Tu equipaje, pues, debe ser ligero: unas mudas de ropa no demasiado llamativa, un montón de carnés de prensa de todos y cada uno de los grupos armados, cantidad de fotos personales para improvisar un salvoconducto en cualquier momento, la radio Sony de nueve bandas y muchos billetes de 10 o 20 dólares. Una vez, Richard Beston, un británico que trabaja para Newsweek se compró un chaleco antibalas. Era una pieza de los marines norteamericanos, y todos nos preguntamos de dónde la habían sacado los vendedores libaneses.
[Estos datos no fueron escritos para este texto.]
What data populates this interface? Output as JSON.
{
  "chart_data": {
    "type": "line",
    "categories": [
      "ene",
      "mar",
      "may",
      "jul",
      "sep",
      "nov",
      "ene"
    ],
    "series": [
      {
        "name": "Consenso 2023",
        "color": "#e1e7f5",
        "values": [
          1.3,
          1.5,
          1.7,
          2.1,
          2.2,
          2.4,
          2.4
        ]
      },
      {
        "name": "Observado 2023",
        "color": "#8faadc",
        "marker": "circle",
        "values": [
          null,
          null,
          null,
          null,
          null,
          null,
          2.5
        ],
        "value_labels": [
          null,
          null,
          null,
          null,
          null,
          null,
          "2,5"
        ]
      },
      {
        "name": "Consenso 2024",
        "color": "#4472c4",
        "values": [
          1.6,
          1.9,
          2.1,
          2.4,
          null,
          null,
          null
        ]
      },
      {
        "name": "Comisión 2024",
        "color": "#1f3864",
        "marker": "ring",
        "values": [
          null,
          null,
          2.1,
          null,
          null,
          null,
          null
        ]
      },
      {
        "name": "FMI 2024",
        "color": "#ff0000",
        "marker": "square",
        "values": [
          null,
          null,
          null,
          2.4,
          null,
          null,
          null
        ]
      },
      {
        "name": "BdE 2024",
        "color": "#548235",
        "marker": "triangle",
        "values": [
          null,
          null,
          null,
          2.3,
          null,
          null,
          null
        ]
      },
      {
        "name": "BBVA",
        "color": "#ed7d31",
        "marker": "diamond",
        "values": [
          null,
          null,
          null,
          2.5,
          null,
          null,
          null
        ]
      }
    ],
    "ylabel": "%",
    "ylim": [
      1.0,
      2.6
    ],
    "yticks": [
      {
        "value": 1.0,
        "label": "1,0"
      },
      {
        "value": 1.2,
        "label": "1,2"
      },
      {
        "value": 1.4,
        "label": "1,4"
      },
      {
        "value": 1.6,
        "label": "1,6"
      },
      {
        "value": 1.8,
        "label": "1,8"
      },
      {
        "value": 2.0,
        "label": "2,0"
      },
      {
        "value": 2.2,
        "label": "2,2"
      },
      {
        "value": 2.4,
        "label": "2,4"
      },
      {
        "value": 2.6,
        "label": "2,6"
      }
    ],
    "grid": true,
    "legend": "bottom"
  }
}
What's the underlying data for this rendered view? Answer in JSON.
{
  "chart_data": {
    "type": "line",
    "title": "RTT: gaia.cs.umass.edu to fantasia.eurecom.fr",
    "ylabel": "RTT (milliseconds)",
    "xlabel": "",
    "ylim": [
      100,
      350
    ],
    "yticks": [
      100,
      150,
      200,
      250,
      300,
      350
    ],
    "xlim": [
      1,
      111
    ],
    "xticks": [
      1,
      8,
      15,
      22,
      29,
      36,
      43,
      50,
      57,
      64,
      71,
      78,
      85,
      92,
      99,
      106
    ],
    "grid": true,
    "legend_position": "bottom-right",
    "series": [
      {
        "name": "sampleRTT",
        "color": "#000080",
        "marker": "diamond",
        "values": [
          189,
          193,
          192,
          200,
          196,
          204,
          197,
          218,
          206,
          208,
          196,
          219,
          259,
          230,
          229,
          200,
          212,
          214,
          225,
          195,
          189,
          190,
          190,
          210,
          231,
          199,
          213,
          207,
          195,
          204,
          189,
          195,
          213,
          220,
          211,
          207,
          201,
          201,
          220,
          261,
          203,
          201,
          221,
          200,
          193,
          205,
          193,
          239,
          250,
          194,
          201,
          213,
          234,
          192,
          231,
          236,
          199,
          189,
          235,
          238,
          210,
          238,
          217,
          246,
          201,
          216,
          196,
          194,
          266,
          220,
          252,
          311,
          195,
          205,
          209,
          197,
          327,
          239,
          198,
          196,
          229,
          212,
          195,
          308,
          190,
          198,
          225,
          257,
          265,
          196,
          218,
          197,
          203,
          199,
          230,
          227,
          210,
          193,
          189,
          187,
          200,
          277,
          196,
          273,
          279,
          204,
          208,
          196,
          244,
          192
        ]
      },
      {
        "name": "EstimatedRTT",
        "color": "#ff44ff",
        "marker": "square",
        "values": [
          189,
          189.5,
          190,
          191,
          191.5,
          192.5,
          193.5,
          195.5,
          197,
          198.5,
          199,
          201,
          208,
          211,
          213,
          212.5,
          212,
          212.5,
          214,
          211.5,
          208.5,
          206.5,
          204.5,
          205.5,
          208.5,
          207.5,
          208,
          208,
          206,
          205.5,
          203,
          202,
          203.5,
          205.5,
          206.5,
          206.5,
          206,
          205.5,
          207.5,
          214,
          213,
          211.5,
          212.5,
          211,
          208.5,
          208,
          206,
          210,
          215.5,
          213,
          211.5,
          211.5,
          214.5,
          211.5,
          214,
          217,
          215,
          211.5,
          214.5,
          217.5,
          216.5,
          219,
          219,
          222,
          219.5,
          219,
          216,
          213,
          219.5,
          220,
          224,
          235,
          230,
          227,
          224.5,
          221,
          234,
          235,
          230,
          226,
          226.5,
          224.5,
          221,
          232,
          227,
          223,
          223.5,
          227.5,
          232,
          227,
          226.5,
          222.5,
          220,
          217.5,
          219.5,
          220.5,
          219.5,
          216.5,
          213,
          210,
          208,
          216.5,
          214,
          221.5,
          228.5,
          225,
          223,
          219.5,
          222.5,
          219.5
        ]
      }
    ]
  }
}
Richard nunca se puso el chaleco. Era muy pesado.
La ocasión en que recuerdo haber asumido conscientemente el mayor peligro de muerte fue una jornada del otoño pasado en que viajé a bordo de una tanqueta M 113 desde el campamento palestino de Ain el Helue, en Sidón, a la estratégica localidad de Magduche, que los fedayin acababan de conquistar. Aquel vehículo era un verdadero sarcófago. Dentro había 12 combatientes con sus armas y municiones, varias latas de gasolina, cartones de cigarrillos para los que combatían en las trincheras y dos periodistas, Tomás Alcoverro y yo. Desde el exterior, los milicianos de Amal tiroteaban el cacharro a placer.
Cada dos por tres se escuchaba en el claustrofóbico interior el impacto de los proyectiles sobre el blindaje. Los fedayin reían, coqueteaban con sus kefiehs y fumaban sobre la pólvora y el combustible. Lo peor fue el viaje de regreso, cuando ya teníamos el reportaje. Pero llegamos enteros a Ain el Helue y de ahí a Sidón y a Beirut. Verdaderamente, Dios es grande.